Oleh
Nurul Jubaedah, S.Ag.,S.Pd.,M.Ag
Wakil
Kepala Bidang Kurikulum MTsN 2 Garut
Kabid
Humas AGERLIP PGM Indonesia
(Naskah
ke 115)
“Bu, apa itu cinta?” Suatu sore, saat matahari
hampir terbenam dan angin bertiup lembut dari celah-celah jendela rumah,
tanyalah seorang anak kecil dengan polos.
Sang ibu terdiam sejenak. Ia tak langsung
menjawab, tapi menatap mata anaknya dengan lembut, seolah ingin memastikan
bahwa hatinya siap menerima jawaban yang tidak bisa dijelaskan dengan satu
kalimat saja. Lalu, dengan suara pelan namun penuh ketegasan, sang ibu
menjawab, “Nak, ibu sering menangis karena ulahmu. Tapi apakah ibu pernah
menjauhimu?”
Anak itu terdiam. Ia mengernyitkan dahi, seperti
sedang mencerna sesuatu yang rumit. Mungkin dalam ingatannya, ia mencoba
menelusuri jejak-jejak kenakalan yang pernah ia buat menumpahkan makanan,
membantah, menangis keras di malam hari, atau sekadar mengacaukan waktu tidur
ibunya. Dan benar, ibunya pernah menangis. Tapi tak pernah sekalipun ia merasa
ditinggalkan.
Kalimat sang ibu sederhana, tapi menyimpan makna
yang dalam. Cinta tidak melulu tentang tawa dan pelukan hangat. Cinta juga
tentang air mata, kesabaran, dan keteguhan hati untuk tetap tinggal, bahkan
ketika segala hal terasa berat. Dalam hubungan ibu dan anak, cinta hadir tanpa
syarat. Ia tidak menuntut balasan, tidak meminta dipuji, apalagi dihargai
dengan materi.
Saat sang anak sakit, ibulah yang paling gelisah.

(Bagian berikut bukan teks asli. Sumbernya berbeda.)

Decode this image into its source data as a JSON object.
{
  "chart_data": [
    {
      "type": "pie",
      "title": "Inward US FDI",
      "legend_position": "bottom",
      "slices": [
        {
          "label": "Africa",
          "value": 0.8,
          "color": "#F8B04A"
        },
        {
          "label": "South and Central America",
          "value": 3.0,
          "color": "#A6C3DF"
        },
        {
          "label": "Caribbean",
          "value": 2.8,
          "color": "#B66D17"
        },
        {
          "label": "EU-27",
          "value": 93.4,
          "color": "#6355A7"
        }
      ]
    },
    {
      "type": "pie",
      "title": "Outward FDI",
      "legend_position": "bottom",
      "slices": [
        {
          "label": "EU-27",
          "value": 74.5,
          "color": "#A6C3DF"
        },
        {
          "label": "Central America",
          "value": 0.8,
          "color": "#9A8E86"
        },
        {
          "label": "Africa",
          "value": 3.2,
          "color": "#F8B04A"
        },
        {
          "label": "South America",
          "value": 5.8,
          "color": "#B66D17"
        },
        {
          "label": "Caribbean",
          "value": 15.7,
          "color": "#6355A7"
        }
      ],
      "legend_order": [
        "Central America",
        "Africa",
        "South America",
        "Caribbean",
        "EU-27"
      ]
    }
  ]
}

Ketika ia gagal, ibulah yang pertama kali menguatkan. Bahkan dalam kemarahan,
cinta tetap menyelusup diam-diam dalam nada suara, dalam tatapan, dalam tangan
yang tetap menyiapkan makan meski hatinya lelah.
Cinta adalah saat ibu tetap berdiri di depan
pintu saat hujan turun, menunggu anaknya pulang bermain. Cinta adalah saat ibu
menyembunyikan letihnya agar anak bisa tidur nyenyak. Cinta adalah saat ibu
menangis diam-diam, bukan karena benci, tapi karena sayang yang begitu dalam.

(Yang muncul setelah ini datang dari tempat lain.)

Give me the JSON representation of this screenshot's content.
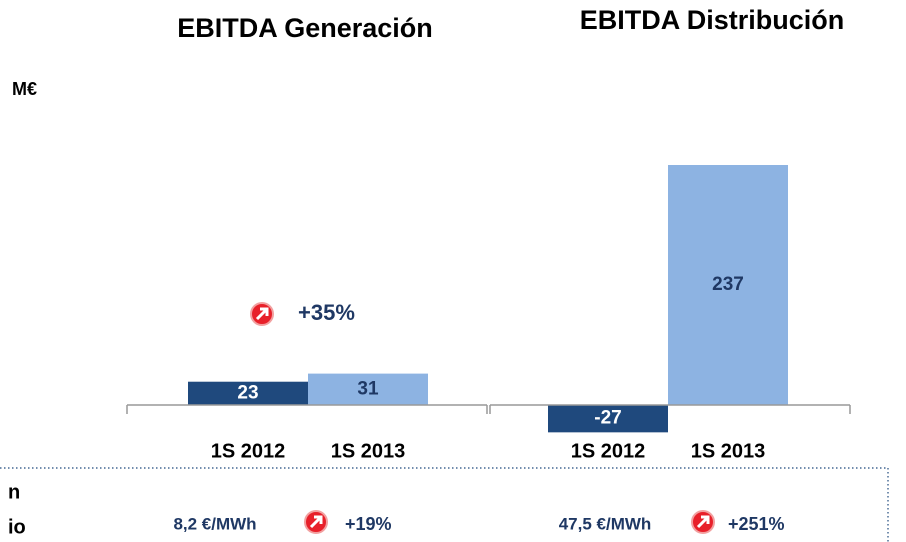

Lalu bagaimana dengan cinta yang lain? Cinta
suami istri, cinta sahabat, cinta pada Tuhan? Pada akhirnya, semuanya kembali
pada satu akar: kesetiaan untuk tetap tinggal, meski tidak selalu indah.

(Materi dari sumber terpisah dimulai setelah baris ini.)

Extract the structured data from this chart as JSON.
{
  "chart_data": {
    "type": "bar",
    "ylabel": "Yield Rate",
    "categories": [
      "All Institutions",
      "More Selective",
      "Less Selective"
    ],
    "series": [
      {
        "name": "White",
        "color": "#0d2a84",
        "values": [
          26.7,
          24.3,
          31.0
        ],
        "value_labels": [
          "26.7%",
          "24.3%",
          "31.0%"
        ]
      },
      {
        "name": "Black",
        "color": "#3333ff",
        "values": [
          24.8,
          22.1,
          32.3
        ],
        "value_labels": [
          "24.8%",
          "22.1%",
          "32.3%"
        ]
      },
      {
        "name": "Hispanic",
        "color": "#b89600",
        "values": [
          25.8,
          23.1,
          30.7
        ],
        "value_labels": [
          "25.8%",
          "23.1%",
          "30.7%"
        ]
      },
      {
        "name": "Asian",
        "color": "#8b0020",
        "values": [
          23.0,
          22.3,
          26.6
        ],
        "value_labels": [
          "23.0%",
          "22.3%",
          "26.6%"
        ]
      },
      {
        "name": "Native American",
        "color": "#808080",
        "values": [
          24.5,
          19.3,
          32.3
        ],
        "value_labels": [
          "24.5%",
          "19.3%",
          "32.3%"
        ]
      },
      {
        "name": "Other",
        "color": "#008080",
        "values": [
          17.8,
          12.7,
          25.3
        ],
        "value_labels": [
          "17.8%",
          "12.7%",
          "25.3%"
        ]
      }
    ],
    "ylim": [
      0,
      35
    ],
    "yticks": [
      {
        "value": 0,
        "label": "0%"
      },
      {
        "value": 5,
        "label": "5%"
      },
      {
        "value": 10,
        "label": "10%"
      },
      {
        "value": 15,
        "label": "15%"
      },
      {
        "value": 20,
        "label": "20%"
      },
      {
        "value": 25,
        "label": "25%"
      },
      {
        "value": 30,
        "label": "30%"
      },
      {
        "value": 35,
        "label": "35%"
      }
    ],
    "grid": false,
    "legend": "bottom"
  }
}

Kesanggupan untuk memaafkan dan memeluk, meski pernah disakiti. Dan keberanian
untuk mencintai, meski tahu bahwa cinta bisa melukai.
Anak kecil itu mungkin belum sepenuhnya mengerti.
Tapi kelak, di suatu hari nanti, ia akan mengingat kalimat ibunya itu. Mungkin
saat ia menjadi orang tua. Atau mungkin saat ia mulai merasakan patah hati. Dan
saat itu, ia akan tahu bahwa cinta sejati bukan hanya tentang rasa, tapi
tentang keputusan untuk tidak pergi.
Cinta bukan tentang tidak pernah terluka. Tapi
tentang memilih tetap mencinta, walau pernah disakiti. Dan dari semua bentuk
cinta, cinta seorang ibu mungkin adalah yang paling suci. Tanpa pamrih, tanpa
syarat, dan tanpa jeda.
Jadi, jika suatu hari anakmu bertanya, “Apa itu
cinta?”, mungkin kamu bisa menjawab seperti ibu ini: “Ibu sering menangis
karena ulahmu, tapi apakah ibu pernah menjauhimu?” Sebab dari jawaban itu, ada
pelajaran cinta yang tidak diajarkan oleh buku manapun.